El Último hálito...
En la lejanía del centro de la ciudad, en el magnánimo mundo de la vida, recorrí muchos caminos, pero jamás me había vuelto a sentir una niña abandonada como cuando visité la ciudad en llamas, recorría uno a uno los pasillos, me adentraba en los lugares menos calurosos, buscaba la mirada fresca del rocío y la sonrisa efímera que recordaba. Las llamas acechaban todos los lugares, no había más espacio qué hallar, las llamas hacían de las suyas y me limitaban el espacio, el humo me carcomía los pulmones y sin embargo esperaba, paciente, buscando, relajándome para poder mantener la calma, intentaba aguantar lo más posible para no desgastar mis energías y conservar el aliento.
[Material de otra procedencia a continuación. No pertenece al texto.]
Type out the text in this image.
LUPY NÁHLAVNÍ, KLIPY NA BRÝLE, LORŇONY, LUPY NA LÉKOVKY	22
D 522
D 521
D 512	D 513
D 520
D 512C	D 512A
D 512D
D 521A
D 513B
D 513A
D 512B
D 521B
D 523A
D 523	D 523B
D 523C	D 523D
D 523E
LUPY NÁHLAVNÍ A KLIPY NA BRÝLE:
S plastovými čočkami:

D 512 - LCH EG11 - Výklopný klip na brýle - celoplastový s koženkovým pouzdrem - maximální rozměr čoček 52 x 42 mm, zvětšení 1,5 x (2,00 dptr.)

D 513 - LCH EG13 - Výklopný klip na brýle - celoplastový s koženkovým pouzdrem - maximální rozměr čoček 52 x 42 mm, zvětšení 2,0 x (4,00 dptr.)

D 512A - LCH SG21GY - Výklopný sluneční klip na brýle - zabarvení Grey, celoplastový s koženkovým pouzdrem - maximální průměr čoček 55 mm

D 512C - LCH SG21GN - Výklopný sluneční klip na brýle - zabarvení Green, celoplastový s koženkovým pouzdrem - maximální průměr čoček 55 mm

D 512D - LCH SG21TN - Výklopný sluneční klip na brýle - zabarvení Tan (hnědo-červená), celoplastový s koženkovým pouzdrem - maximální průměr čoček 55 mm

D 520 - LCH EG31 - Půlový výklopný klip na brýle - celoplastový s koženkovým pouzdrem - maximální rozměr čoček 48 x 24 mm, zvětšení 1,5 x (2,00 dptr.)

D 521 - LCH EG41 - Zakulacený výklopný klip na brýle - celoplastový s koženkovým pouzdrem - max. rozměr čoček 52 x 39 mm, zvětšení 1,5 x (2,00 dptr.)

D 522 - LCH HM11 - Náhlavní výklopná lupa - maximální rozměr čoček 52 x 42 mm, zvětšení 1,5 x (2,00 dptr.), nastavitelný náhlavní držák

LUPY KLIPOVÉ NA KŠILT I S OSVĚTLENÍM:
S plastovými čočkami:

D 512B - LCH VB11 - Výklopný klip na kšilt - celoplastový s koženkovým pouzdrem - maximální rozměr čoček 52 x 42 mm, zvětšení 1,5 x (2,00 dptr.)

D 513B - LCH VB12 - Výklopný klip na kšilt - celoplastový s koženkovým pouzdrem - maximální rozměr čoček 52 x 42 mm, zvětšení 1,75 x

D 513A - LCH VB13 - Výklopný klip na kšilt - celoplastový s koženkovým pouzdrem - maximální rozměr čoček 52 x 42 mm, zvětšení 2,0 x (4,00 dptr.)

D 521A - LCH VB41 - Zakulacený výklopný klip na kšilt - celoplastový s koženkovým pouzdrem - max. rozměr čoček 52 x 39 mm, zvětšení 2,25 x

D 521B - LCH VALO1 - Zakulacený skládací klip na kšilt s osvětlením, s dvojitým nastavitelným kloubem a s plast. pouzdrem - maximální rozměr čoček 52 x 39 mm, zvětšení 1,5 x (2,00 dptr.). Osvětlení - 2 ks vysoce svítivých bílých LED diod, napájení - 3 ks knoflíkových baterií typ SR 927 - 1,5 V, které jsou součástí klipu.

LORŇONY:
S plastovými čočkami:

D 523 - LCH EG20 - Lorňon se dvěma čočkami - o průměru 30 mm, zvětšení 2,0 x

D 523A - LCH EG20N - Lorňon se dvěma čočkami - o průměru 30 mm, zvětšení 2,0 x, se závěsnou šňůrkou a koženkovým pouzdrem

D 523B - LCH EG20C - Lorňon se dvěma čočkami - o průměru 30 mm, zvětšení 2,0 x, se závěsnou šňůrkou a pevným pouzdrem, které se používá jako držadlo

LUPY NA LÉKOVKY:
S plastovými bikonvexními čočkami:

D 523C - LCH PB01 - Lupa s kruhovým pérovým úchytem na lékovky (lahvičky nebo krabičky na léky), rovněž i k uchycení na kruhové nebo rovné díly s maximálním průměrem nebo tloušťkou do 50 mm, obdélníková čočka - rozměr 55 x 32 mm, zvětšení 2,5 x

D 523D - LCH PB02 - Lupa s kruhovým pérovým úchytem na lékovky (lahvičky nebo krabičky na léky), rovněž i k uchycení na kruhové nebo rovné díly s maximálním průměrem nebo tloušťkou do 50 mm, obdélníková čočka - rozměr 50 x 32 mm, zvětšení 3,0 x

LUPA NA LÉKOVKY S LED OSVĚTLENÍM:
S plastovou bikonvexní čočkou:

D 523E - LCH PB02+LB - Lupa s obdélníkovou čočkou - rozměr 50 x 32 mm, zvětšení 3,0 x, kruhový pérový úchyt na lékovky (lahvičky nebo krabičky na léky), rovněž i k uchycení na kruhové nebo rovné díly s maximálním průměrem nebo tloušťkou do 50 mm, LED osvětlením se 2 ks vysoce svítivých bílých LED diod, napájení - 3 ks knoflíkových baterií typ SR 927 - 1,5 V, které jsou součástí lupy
Los gritos me turbaban, me aferraba a la esperanza de la sonrisa y la fuerza que me llevarían lejos del peligro pero no, ya no había más bullicio, ya no se escuchaban más clamores, me adentraba en un abismo del cual sería muy difícil salir, las puertas se cerraban, estaba acorralada y mi única opción era la de escoger un color.
Un color que decidiera mi destino. Empecé a perder el equilibrio y como un cisne perdiendo la razón y muriendo lentamente escogí un color y fue entonces cuando surgió la Estatua de Sal.